GeorgeCazenavette / mtt-distillation

Official code for our CVPR '22 paper "Dataset Distillation by Matching Training Trajectories"
https://georgecazenavette.github.io/mtt-distillation/
Other
395 stars 55 forks source link

about hyperparameter: learning rate about updating condenses samples #3

Closed Alan-Qin closed 2 years ago

Alan-Qin commented 2 years ago

Hello, George! First of all, I must say that this is very nice work.

I have some doubts about the used hyperparameter lr_img for updating condenses samples. It is not mentioned how to choose lr_img in the paper. Besides, I conduct the experiment about 10 images about each class for CIFAR-10 in terms of Table 6 and only obtain 58.50% accuracy. Should I modify other hyperparameters?

GeorgeCazenavette commented 2 years ago

Glad you like the work!

I double checked, and we used lr_img=1000 and lr_lr=1e-4 for that experiment.

I think the issue is likely the initialization. As of now, the default initialization in the code base is "noise" instead of "real." We ran all of our experiments with "real" initialization. I'll go ahead and make that change now.

Thanks for pointing out that the learning rates are missing from the paper. We'll include them in an updated arxiv version.

Also, if you're using wandb and you post your raw config, I can double check that all the options matched ours.

Let me know if you have any other questions!

GeorgeCazenavette commented 2 years ago

The good news is that you don't have to re-train new experts in order to run the distillation experiment again :)

Alan-Qin commented 2 years ago

Thanks, George!
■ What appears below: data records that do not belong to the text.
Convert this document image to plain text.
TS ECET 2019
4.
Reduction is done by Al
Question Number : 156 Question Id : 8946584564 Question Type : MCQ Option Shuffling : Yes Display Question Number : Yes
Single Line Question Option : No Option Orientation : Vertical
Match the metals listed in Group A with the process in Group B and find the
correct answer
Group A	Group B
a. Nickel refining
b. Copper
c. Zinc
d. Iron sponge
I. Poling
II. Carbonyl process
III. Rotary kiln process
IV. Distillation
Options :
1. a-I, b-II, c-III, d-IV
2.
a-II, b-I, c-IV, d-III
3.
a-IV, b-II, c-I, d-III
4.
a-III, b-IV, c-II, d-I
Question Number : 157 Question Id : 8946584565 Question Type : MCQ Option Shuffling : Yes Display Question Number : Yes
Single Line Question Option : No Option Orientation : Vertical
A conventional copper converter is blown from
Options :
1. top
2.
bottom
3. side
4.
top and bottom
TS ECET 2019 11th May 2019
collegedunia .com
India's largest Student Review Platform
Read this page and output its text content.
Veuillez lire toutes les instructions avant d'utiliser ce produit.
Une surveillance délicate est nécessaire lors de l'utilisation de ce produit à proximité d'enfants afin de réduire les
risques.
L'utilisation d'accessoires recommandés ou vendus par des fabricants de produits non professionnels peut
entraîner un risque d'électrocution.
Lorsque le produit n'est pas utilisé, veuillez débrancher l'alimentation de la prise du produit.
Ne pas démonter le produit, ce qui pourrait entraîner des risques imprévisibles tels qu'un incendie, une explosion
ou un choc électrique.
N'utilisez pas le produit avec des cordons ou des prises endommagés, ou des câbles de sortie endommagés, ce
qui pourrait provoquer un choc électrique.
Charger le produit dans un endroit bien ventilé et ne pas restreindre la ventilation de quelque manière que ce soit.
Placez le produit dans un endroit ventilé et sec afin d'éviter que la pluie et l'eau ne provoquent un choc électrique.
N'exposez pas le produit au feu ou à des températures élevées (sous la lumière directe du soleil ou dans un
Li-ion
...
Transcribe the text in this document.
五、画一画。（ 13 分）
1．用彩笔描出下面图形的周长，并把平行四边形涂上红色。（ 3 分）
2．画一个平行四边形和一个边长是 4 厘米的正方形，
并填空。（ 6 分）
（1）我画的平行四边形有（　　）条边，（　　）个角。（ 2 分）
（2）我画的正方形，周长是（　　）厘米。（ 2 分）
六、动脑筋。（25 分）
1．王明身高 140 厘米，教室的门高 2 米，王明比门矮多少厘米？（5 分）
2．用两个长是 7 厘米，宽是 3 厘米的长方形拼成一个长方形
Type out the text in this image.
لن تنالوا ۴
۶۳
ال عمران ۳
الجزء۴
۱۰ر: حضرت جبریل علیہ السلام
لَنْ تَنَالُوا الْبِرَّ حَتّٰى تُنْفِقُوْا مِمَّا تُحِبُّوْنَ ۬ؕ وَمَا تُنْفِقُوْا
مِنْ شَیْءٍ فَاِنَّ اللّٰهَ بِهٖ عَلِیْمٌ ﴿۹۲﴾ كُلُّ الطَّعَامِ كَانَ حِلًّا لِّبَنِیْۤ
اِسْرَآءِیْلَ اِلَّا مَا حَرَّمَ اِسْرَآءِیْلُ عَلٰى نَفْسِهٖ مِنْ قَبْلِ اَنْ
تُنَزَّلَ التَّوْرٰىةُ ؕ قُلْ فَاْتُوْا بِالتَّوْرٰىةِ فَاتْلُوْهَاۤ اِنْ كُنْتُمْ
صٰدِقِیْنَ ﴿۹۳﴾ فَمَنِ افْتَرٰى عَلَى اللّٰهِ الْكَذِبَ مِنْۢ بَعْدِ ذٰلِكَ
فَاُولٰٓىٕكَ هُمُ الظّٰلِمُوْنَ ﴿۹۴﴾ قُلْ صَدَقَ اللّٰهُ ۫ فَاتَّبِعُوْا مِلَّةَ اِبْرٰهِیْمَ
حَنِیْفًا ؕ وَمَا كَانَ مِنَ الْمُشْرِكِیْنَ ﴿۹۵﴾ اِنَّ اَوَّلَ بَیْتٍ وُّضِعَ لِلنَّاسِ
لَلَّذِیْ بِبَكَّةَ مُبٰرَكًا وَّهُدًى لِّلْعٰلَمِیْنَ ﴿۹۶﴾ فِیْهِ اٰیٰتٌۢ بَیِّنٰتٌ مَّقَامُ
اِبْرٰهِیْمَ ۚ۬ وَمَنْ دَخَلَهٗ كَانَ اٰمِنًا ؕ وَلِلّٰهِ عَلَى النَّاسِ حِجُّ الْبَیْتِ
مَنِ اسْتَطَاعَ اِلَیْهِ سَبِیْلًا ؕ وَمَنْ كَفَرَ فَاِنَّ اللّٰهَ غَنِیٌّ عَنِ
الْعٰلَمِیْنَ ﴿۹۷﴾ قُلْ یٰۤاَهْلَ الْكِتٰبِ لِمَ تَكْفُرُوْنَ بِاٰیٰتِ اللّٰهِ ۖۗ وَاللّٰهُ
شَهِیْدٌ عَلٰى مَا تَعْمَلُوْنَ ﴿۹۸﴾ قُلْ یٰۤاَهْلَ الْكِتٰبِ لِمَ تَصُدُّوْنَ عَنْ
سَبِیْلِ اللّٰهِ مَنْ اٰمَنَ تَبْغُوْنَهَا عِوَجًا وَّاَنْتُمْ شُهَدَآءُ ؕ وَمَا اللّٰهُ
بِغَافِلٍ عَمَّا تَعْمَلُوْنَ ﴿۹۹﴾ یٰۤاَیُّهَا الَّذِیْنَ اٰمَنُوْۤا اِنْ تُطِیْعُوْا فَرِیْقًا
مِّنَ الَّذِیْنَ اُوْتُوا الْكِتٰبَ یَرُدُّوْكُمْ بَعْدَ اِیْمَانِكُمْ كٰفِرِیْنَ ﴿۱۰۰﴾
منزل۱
It should attribute to the condensed image initialization problem.

Thanks, again!

GeorgeCazenavette commented 2 years ago

Just curious, did you try running the experiment again with the new setting?

Alan-Qin commented 2 years ago

yes! good performance!

Thanks, George!

When we choose the init as 'random', we may set lr_lr as 1e-5. Then we can get more consistent/stable results.

^_^